We had our doctors visit today, and it was not with our doctor. I had been nervous about this visit because it wasn't with our doctor but I had also been anticipating this visit for a while because it had been 8 days since our last visit. Well, disappointed does not cut the feelings I had.
The doctor we had didn't do any kind of exam, the only thing he did was take Matthew's heart rate. So, I have no idea how much I progressed, etc. David and I were both very shocked that they would not do that the week before our due date. I was disappointed because I've said all along, as long as I have the information then I can motivate myself and carry on. This was a pretty hard emotional day after that visit.
I am going to call our doctor in the morning (she was out of the office yesterday and today) and ask her about this. Our next appointment is not until our due date, which is 9 days away. So, if we don't get an exam before then it will be 17 days that we have heard no news about what is going on.
Disappointed, but hopeful about what is going on. There is no denying that my body is preparing, my mind just needs to stay focused on the prize and God.
On a lighter note, I have decided to make this Friday my last day of work and begin my leave that day.
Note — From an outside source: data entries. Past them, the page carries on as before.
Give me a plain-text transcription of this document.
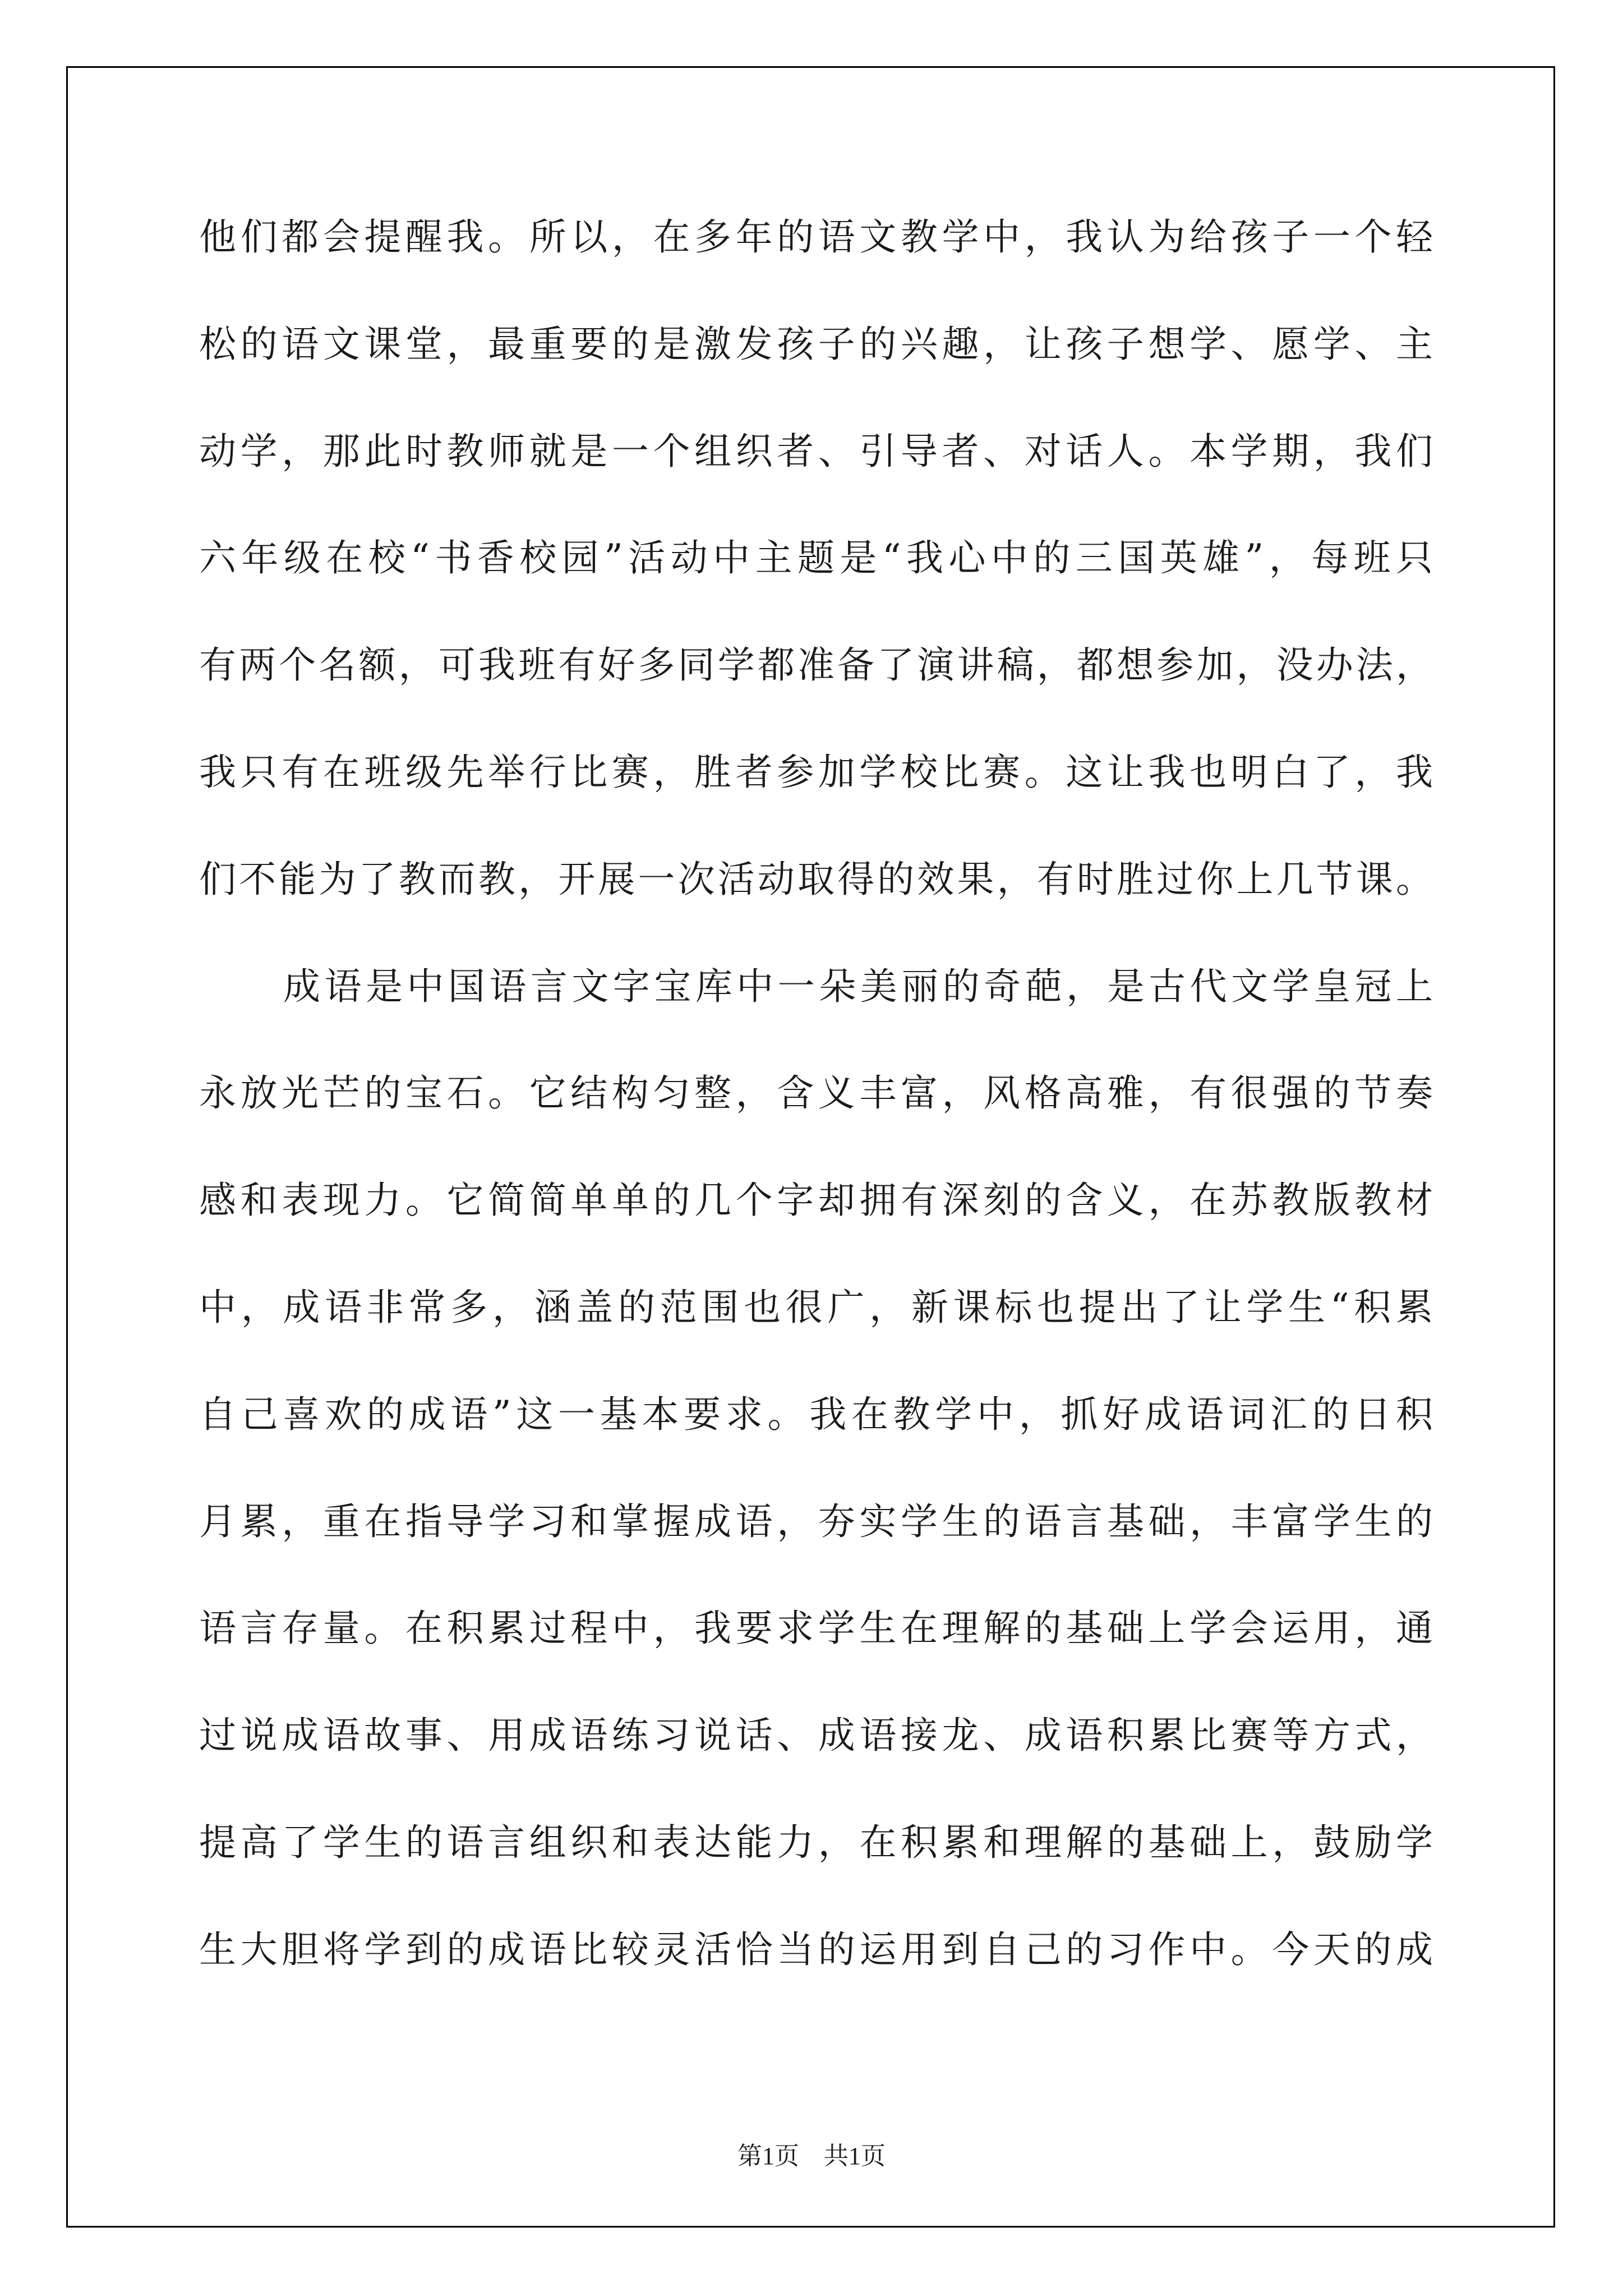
他们都会提醒我。所以，在多年的语文教学中，我认为给孩子一个轻
松的语文课堂，最重要的是激发孩子的兴趣，让孩子想学、愿学、主
动学，那此时教师就是一个组织者、引导者、对话人。本学期，我们
六年级在校“书香校园”活动中主题是“我心中的三国英雄”，每班只
有两个名额，可我班有好多同学都准备了演讲稿，都想参加，没办法，
我只有在班级先举行比赛，胜者参加学校比赛。这让我也明白了，我
们不能为了教而教，开展一次活动取得的效果，有时胜过你上几节课。
成语是中国语言文字宝库中一朵美丽的奇葩，是古代文学皇冠上
永放光芒的宝石。它结构匀整，含义丰富，风格高雅，有很强的节奏
感和表现力。它简简单单的几个字却拥有深刻的含义，在苏教版教材
中，成语非常多，涵盖的范围也很广，新课标也提出了让学生“积累
自己喜欢的成语”这一基本要求。我在教学中，抓好成语词汇的日积
月累，重在指导学习和掌握成语，夯实学生的语言基础，丰富学生的
语言存量。在积累过程中，我要求学生在理解的基础上学会运用，通
过说成语故事、用成语练习说话、成语接龙、成语积累比赛等方式，
提高了学生的语言组织和表达能力，在积累和理解的基础上，鼓励学
生大胆将学到的成语比较灵活恰当的运用到自己的习作中。今天的成
第1页 共1页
It was good to finally decide that and know I will have an opportunity to rest if need be. Hopefully he'll come before, but who knows. My family has decided that it would be worth breaking a very long family tradition of going to the Baylor Homecoming Parade to be holding our little one. If not, we'll cheer real loud in hopes that it will make him want to come cheer himself...ha!
Tough day, but tomorrow is a new one and we are still hopeful. I hope to have more news after talking with our doctor tomorrow.